Gov. Jay Inslee of Washington, for example, signed a bill in late March creating such a program.

While the program will vary depending on the state, the most common state programs require private employers who do not offer retirement savings options to automatically enroll employees in IRAs funded through payroll deductions. The state itself oversees and administers the program — commonly known as an auto-IRA program — and the investments are managed by private companies.

We asked two professors and authors of ALM's Tax Facts with opposing political viewpoints to share their opinions about whether state-facilitated retirement account requirements have a positive impact for taxpayers.

Below is a summary of the debate that ensued between the two professors.

Their Votes:

thumbs up Bloink

Byrnes

Their Reasons:

Bloink: The vast majority of individual taxpayers say that they would participate in a state-facilitated auto-enrollment retirement plan if they were enrolled. Anything that state governments can do to encourage taxpayers to take control and save for their own retirements is a positive. 

States that have provided auto-enrollment IRAs have seen the balances in these accounts grow dramatically since the programs were initiated. According to some reports, over 845,000 funded accounts under state-mandated auto-IRA programs now exist.

Byrnes: The patchwork of state-based retirement programs only serves to confuse taxpayers about the situation and what they should expect from their retirement savings. 

In today's fluid situation where taxpayers frequently move between states and change jobs, we need a federal-level rule that provides retirement income security regardless of the taxpayer's state of residency.  

Bloink: Hundreds of thousands of American taxpayers today participate in retirement plans only because of state-mandated auto-enrollment features. By making retirement planning options mandatory at the state level, we're educating taxpayers about their options and needs. 

We're also making participation easy because these taxpayers aren't required to seek out a financial institution to sponsor independently established IRAs.  

Byrnes: Yes, state-level programs do have the effect of educating taxpayers who may otherwise be unaware of their retirement planning options, but we must be focused on a more widely impactful federal level program that will give taxpayers the tools they need by making retirement savings options mandatory at the federal level. 

These state-sponsored IRAs simply don't offer the same level of benefits provided by workplace plans.

Bloink: What the states are doing with these auto-enrollment IRAs is having a profound impact on the retirement security landscape. Auto-enrollment combined with payroll deduction features make it easy for employees to save for retirement when their employers choose not to provide robust retirement savings options. 

Auto-enrollment IRAs also offer significantly higher returns than those that taxpayers can expect from a typical bank account. These programs essentially level the playing field, especially for lower-income taxpayers who are the least likely to have access to a valuable employer-sponsored retirement savings program.

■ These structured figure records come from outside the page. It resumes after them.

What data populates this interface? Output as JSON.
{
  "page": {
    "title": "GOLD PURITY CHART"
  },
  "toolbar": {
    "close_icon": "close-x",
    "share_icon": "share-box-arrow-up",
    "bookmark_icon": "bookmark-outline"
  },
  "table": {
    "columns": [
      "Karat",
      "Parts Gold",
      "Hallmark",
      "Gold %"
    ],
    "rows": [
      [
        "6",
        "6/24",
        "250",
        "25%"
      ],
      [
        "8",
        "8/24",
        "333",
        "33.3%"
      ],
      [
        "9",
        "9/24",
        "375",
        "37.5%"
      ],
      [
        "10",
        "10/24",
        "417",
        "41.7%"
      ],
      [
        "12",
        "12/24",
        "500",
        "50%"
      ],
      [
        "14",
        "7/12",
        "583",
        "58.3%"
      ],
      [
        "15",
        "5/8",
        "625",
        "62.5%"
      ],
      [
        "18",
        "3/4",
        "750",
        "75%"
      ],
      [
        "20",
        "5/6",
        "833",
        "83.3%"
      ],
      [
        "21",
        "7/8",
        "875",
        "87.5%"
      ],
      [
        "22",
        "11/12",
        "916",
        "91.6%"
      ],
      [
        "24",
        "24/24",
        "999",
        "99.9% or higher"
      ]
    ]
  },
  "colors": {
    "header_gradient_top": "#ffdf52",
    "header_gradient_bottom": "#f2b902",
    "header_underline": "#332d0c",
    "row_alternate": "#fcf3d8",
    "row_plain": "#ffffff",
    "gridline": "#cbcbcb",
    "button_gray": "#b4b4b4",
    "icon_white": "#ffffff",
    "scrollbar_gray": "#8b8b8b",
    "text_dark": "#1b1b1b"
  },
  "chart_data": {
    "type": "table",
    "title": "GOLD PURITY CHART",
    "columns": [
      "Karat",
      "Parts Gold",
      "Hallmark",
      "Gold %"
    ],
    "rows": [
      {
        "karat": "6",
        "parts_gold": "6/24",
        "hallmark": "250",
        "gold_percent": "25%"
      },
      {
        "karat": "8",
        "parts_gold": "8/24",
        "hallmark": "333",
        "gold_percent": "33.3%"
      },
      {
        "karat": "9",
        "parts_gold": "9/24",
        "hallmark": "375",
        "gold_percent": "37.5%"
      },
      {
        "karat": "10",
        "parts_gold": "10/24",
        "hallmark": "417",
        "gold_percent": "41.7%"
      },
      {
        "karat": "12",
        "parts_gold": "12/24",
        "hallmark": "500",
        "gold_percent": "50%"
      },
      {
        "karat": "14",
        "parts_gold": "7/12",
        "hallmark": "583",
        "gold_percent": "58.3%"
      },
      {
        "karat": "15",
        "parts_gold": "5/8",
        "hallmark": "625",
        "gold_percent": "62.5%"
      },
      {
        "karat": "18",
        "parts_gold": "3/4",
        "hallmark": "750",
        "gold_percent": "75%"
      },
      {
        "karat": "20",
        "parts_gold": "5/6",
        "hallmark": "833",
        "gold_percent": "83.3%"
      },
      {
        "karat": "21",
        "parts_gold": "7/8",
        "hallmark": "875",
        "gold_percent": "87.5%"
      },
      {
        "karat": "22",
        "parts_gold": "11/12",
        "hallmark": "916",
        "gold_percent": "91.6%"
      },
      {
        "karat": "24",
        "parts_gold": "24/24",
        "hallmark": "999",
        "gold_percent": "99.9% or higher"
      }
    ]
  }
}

Byrnes: Countless Americans today continue to rely on the federal Social Security program as their primary source of anticipated income during retirement. For many, those benefits are simply not going to be enough. We're also talking about the employees who are the least financially able to fully fund their own retirements. 

These state-facilitated programs may offer benefits, but they are no match for a fully operational nationwide employer-based retirement savings system, especially when em]ployer matching contributions, which are not available under the state-run programs, are considered.